First, it gives the writer a real audience, readers who can point to what
pleases or puzzles them, who make suggestions, who may often disagree (with the
writer or with each other), and who frequently, though not intentionally, misread.
Though
writers don’t necessarily like everything they hear (they seldom hear
"This is perfect. Don’t change a word!"), reading and discussing
their work with others almost always gives them a fresh perspective on their
work, and a fresh perspective may stimulate thoughtful revision. (Having your
intentions misread because your writing isn’t clear enough can be
particularly stimulating.)
The
writer whose work is being reviewed is not the sole beneficiary. When students
regularly serve as readers for each other, they become better readers of their
own work and consequently better revisers. As we say in Chapter 1, learning to
write is in large measure learning to read.
WRITING
WITH A WORD PROCESSOR
In
the preceding chapter we talked about "reading with pen in hand," and
we really meant a pen—or a pencil—with which, in your early stage of
interacting with the text, you will underline or circle or connect with arrows
words and phrases. But when it comes to jotting down ideas, or sketching an
outline, or drafting an essay, many students use a computer or a word
processor. Further, you can receive valuable help from reference books and
handbooks on style and usage, from computer programs (which check the spelling
and grammar of documents), and from resources on the Internet. [For help in CS1-Online, you can check out the Grammar Links in
External Links as well as the information in the Grammar Folder in Course
Documents.]
A
Checklist for Writing with a Word Processor
Prewriting
·
Take notes. Try listing, then linking and clustering your
ideas.
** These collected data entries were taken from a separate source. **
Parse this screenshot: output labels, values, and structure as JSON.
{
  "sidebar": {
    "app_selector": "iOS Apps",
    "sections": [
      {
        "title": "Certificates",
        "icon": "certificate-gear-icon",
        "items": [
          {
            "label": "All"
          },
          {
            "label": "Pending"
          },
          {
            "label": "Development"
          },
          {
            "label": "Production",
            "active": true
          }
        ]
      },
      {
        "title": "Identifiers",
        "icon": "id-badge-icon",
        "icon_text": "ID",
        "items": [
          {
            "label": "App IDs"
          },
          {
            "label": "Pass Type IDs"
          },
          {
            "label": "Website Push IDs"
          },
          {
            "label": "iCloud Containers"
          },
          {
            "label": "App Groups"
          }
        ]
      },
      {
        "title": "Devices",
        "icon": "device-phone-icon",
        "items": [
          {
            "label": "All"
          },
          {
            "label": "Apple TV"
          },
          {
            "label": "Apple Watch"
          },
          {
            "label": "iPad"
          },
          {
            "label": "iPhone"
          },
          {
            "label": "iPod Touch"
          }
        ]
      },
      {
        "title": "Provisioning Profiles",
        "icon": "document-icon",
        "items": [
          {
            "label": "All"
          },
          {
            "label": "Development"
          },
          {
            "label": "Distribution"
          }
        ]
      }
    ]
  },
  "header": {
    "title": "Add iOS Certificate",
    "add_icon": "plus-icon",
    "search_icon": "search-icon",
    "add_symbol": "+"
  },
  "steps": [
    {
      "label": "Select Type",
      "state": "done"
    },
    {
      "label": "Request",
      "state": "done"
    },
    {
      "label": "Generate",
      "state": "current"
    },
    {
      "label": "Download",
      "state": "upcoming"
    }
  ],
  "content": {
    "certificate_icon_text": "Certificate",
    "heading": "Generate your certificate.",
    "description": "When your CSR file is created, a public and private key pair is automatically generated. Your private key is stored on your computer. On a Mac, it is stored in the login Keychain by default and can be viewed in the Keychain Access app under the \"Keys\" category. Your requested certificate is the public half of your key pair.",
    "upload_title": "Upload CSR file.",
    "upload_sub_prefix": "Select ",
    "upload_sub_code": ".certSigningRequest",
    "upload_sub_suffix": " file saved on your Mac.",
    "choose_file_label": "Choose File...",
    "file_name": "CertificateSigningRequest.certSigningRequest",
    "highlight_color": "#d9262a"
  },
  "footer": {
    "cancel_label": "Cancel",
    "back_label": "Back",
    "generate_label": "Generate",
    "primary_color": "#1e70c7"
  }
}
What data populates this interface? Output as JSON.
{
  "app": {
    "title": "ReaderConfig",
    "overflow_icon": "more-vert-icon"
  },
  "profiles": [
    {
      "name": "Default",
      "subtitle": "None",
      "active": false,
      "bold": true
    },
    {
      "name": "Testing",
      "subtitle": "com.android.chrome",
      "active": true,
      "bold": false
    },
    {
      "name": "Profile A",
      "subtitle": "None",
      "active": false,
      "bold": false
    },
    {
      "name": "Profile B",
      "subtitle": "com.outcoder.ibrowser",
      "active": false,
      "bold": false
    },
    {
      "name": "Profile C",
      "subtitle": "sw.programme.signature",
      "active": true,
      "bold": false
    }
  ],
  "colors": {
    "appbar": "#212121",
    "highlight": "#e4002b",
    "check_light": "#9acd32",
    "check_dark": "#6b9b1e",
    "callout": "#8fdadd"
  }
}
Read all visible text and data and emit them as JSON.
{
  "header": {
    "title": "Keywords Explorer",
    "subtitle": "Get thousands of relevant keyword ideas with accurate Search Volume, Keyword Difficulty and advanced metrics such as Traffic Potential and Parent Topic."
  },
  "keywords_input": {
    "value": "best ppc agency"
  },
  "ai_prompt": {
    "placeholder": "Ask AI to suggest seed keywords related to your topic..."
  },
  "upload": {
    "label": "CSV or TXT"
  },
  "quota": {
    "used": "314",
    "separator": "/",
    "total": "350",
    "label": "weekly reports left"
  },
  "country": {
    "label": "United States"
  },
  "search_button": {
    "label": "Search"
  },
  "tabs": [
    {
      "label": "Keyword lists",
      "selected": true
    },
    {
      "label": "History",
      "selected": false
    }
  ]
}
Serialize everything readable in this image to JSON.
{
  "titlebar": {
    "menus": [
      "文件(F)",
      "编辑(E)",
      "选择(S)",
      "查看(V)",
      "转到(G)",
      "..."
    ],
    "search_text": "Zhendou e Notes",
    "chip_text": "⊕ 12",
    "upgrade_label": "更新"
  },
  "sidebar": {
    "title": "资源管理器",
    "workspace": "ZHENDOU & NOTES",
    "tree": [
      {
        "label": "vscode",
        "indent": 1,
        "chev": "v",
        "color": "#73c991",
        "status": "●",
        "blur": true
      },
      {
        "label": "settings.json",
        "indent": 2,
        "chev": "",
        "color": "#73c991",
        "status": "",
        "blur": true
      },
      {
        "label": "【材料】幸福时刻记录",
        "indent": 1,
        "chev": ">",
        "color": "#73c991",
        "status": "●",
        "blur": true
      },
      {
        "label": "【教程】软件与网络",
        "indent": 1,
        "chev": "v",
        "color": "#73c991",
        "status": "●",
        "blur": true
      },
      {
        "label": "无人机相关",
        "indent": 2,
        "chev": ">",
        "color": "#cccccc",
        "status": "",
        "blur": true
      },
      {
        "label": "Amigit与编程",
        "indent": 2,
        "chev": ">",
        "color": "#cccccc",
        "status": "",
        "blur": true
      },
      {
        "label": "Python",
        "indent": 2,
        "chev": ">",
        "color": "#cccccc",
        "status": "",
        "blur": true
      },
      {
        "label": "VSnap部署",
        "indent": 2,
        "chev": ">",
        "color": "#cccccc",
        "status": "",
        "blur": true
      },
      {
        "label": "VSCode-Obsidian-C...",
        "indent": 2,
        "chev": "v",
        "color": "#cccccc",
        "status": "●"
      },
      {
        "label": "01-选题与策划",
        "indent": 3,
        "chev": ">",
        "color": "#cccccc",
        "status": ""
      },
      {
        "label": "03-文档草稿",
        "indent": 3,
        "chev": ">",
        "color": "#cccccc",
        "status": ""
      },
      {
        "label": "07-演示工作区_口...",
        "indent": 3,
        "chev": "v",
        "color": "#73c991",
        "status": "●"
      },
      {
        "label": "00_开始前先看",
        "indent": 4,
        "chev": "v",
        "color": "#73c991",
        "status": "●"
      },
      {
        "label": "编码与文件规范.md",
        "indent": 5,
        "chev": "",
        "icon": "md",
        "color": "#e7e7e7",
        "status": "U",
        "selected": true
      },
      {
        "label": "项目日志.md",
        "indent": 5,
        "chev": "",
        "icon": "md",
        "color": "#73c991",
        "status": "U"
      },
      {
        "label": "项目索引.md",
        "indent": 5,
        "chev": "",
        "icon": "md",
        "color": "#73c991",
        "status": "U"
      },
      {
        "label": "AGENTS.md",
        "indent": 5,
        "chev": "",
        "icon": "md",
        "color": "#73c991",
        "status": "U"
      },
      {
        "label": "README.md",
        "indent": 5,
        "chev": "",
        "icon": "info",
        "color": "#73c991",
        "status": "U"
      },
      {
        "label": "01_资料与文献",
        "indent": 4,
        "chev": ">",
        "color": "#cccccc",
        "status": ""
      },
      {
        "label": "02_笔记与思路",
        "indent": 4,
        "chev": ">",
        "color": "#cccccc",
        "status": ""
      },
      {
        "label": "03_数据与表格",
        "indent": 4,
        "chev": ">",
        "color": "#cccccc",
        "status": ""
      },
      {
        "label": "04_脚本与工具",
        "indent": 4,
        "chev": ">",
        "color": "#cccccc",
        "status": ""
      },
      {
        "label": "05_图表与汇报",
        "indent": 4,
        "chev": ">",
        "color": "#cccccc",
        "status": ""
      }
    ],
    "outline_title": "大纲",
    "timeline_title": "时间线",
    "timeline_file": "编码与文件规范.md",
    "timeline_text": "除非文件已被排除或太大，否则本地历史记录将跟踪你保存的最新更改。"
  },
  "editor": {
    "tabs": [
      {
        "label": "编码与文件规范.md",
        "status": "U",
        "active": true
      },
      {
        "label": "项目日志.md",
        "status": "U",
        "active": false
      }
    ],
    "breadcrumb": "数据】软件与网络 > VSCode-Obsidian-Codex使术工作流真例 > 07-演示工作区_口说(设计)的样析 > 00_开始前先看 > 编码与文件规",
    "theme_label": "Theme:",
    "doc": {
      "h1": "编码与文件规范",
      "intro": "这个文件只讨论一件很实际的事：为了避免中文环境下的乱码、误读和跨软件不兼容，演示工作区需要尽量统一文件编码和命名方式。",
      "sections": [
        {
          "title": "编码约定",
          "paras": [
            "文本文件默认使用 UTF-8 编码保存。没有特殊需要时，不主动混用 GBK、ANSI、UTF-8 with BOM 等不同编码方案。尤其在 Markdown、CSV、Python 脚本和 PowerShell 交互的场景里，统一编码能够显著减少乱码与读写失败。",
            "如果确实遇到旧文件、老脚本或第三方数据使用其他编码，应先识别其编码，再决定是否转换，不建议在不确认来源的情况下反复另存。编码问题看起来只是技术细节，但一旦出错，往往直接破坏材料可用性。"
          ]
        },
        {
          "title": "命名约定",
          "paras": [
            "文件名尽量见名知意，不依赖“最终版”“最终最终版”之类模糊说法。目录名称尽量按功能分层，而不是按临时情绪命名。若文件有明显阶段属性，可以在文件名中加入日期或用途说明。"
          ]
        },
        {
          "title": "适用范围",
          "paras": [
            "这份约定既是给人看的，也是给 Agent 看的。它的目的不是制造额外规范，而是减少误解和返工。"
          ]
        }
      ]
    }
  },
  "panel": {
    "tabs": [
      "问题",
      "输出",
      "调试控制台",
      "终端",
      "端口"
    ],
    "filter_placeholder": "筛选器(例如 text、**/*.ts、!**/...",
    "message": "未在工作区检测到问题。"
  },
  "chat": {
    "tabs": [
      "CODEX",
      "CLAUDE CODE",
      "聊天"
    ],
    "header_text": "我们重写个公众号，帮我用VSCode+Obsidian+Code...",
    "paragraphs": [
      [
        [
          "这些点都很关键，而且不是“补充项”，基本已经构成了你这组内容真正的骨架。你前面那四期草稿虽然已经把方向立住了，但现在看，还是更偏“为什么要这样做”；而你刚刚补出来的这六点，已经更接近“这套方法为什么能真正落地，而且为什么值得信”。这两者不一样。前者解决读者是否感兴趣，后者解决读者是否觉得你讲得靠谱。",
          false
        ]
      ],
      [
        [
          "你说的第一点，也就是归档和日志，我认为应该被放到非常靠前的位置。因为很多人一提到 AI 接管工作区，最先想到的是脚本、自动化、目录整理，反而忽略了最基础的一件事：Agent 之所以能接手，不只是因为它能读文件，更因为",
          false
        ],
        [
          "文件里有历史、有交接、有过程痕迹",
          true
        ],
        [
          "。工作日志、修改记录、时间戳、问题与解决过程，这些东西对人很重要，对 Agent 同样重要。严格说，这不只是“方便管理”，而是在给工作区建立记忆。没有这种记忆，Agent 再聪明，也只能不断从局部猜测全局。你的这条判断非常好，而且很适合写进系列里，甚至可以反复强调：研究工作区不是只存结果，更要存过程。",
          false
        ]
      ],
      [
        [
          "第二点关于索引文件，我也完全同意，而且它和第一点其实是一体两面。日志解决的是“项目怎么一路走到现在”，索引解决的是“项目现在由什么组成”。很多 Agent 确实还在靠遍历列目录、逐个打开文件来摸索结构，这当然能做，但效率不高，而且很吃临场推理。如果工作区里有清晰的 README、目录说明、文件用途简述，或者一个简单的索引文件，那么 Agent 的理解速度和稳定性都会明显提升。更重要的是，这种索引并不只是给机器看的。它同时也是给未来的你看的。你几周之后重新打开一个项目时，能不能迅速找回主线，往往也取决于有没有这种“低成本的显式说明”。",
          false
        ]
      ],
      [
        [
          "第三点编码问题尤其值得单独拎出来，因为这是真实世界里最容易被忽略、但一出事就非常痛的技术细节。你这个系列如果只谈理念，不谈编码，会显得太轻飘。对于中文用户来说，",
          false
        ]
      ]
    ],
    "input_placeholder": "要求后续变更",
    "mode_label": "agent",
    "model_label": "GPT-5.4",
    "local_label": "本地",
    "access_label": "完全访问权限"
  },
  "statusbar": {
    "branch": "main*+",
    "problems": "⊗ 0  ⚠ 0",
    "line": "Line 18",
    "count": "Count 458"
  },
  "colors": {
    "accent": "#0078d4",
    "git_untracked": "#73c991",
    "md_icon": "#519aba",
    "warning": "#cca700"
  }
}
Use an outline if you find it helpful.
·
Check that your transcriptions are accurate if you quote.
·
Keep your notes together in one file.
·
Organize your sources in a bibliography.
·
Always back up your material.
·
Print out your notes.
Preparing a First Draft
·
Use your notes—move them around in blocks. Expand on your
ideas.
·
Incorporate notes to yourself in your first draft.
·
Read your draft on the screen to check for errors.
·
Print out a copy of your first draft.
Working with Your Draft
·
Revise your printed draft with pen or pencil. Incorporate
these changes into your computer file.
·
Read your corrected draft on the screen; then print out a
fresh copy.
·
Repeat these steps as many times as necessary.
Responding to Peer Review
·
Give a copy to a peer for comments and suggestions.
·
Respond appropriately to your reviewer, making changes in
your computer file.
·
Print out your revised version and reread it.